The film itself was directed by Michael Chavez with a story by James Wan. It has Wan’s finger prints all over it, which was great for me as I am a big fan of his work. The film features stellar performances by Vera Farminga and a rather ailing Patrick Wilson (having suffered a demon-induced heart attack in the opening scene). There were innumerable chilling scenes, seeming to follow a 1-2-1 pattern of chilling, quiet, chilling again, presumably so as to not overwhelm the viewer. There were also an abundance of jump scares but not too many as is Insidious 3, where they really overdid it. And I found myself reflecting that hands played a recurring theme: hands slowly disappearing over shower curtain rails, hands disappearing around a sinister tree trunk and even a less than alive hand, which I will leave you to discover in your own time.
For me, the real surprise was seeing John Noble (Denethor II in Lord of the Rings) putting on a stellar performance as a retired priest with an obsession with the Occult. His unassuming but wildly threatening aura made the film that little bit more special for me. Perhaps my favourite scene was when a recently possessed David Glatzel (about 8 years old) is speaking to newly possessed Johnson in prison, in the presence of Johnson’s girlfriend Debbie Glatzel (now wife, as it happens). This minuscule child talks to his soon to be brother in law in quite quiet tones about the vicissitudes of being possessed, how it feels and what he should expect. I thought this was extraordinary, and not a little chilling.
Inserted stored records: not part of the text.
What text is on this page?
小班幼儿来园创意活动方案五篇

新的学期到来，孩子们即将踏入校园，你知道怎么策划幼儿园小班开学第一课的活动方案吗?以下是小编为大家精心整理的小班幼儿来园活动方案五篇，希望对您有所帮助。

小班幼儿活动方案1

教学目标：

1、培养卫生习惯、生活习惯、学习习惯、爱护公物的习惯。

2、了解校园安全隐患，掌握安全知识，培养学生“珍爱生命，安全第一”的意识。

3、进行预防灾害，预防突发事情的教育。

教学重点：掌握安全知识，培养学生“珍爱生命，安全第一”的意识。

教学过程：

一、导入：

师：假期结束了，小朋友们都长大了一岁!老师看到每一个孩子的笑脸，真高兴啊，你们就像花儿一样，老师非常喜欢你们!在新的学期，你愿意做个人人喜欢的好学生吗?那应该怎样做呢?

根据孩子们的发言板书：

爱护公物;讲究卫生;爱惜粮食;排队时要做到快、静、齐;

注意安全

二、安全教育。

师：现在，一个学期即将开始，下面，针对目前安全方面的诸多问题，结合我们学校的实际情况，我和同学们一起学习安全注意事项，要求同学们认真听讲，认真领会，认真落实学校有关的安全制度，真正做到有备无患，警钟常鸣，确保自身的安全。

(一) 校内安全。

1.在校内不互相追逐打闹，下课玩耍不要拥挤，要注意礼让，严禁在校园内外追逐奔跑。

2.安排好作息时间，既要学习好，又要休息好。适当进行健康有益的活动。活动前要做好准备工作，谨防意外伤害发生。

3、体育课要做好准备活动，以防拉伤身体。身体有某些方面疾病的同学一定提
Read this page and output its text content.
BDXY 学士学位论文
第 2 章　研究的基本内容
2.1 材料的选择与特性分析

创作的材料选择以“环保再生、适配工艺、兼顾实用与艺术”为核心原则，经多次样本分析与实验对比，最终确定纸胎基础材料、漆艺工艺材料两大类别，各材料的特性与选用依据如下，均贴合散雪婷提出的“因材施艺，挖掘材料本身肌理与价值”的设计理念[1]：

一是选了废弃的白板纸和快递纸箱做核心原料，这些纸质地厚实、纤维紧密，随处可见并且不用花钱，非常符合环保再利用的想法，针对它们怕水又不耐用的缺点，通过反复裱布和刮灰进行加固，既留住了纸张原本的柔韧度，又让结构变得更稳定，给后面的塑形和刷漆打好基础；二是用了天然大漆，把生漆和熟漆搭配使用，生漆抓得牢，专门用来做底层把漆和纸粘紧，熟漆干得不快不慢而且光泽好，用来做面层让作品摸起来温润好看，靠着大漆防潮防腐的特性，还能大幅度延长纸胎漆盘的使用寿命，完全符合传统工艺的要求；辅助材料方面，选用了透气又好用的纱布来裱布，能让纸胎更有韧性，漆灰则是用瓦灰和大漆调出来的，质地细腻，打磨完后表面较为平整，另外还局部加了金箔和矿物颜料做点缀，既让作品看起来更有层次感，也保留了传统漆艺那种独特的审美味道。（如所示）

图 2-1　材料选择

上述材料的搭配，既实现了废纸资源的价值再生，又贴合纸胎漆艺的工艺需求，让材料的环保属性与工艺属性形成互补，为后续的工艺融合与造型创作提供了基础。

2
Overall, as with everything James Wan touches it seems, this is a horror film of tremendous merit. At times all over the place and unintentionally comical (think obese, possessed, wet, nude, bloated corpse running around a house chasing Ed Warren), but superbly filmed and with an unlimited budget. There are some real wow moments to look out for, especially at the film’s peak some 90 minutes in. It is out in cinemas now, do go and see it if feasible.